最後まで籠城に残るのは、 自分に信頼を見せること

チャムセサンニュース

*▲ソハナ氏は籠城団に合流する時も「ソハナは頭がおかしくなった」という話を数えきれない程聞いたという。民衆歌手チミンジュ氏と一緒に*

移住労働者明洞聖堂座り込み者の中で唯一の女子というソハナに会うために 籠城団側に電話をした。反ってきた答えは、いつでもこいということだった。 しまった、明洞聖堂から簡単には出られない不法滞留者の身分だったのだ。 聖堂の入り口広場に到着すると、移住労働者は数人が集まって ボランティア活動家にハングルを学んだり、話をしていた。 黄色く降り注ぐ日差しの下、遠足にきたのなら良かったのに。 とにかく、彼らの明洞聖堂入り口広場への遠足は、125日を超えていた。 そしてそのようにして大小集まった人々の中で、唯一の女性であるソハナは 簡単に見つかった。

真冬の間中続いた長い座り込みで、ソハナの手はひび割れていた。 しかし表情は健康で活気に満ちていた。ソハナはどんな話でも気軽にしてくれと言った。 唯一の女性なので、これまでインタビューのようなものは(ちょっと嘘っぽいが) 数十回もしたという。平等労組移住労働者支部の中で女性組合員は自分一人だけだし、 籠城団に合流する時も「ソハナは頭がおかしくなった」という話を数えきれない程 聞いたという。だが、籠城団に入ってくる時には既にそんな言葉は聞き流せるように なっていたという。一人離れて暮らすよりは、籠城団に合流して 信じられる人々と毎日を共に送ることがはるかによいと考えたためだ。

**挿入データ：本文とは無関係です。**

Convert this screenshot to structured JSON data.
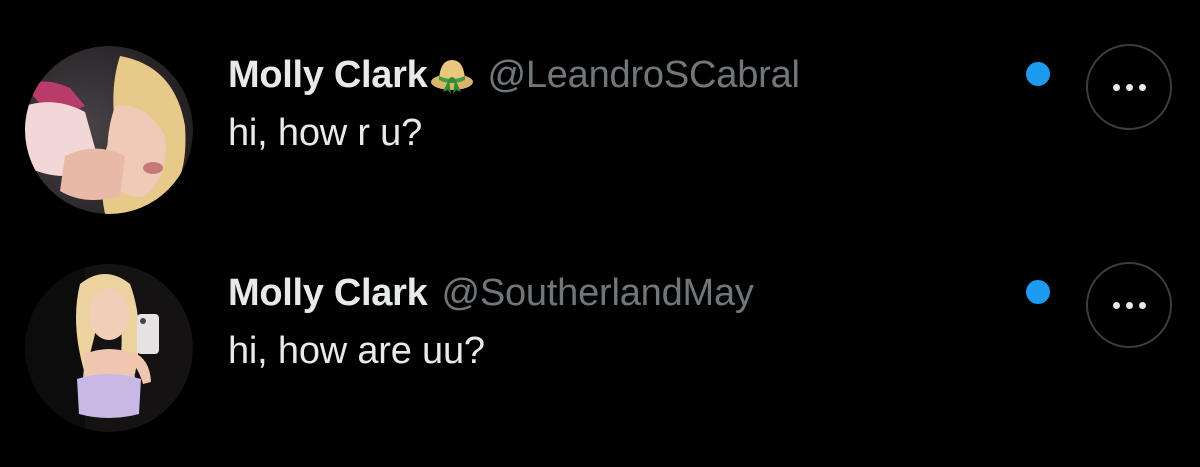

ソハナは、数えで32歳になるインドネシア人だ。 産業研修生の資格を得るために94年に申請した後、2年待って96年に韓国にきた。 その時、60余万ウォンをかけて韓国に入国し、残りの130万ウォンを10か月にわけて 返した。そして3年の研修生制度を終えて99年に出国した後、また研修生の身分で 入国せざるをえず、250余万ウォン程度をまた使った。 その時、書類を新しくするためにつけた名前がソハナだ。

以前、ネパールの移住労働者であるチャンドラが彷徨病者とされて、 何と5年間、施設と精神病院を転々としたという事実を映画に撮ったものを見た。 5年間、転々とした末にチャンドラはネパールに戻ることになり、 そこの青い原野の田舎の共同体で伝統衣装を着て端正な姿でカメラの前に立つ チャンドラは、ようやく安定した姿をとりもどしたようだった。だが、 そんなチャンドラは金を稼ぐために、あんなに平和に見えた故郷を 離れなければならなかった。チャンドラと違うソハナは、 ではどんな理由で故郷を離れて韓国に来ることになったのだろうか。

89年以後、家族全員が世界に散在

ソハナがソウルに来た当時、家内では誰も金を稼ぐ人がいなかったらしい。 父がしていた果物事業がつぶれたのが10歳の頃だ。それ以後、 お母さんがようやく金を稼いで、老母、夫と子供三人、兄弟姉妹まで食わせたという。 しかしどうにも生活が苦しく、家族がちりじりに散在し始めたのが89年度からだという。 もはや家族の扶養能力を喪失した父の代わりにお母さんが89年に外国に行き、 続いて兄がサウジに行った。そして96年からソハナが韓国に入ってきて、 最後の妹がマレーシアに金を稼ぐために行った。 89年以来、家族全員が共に集まって暮らした記憶がないのだ。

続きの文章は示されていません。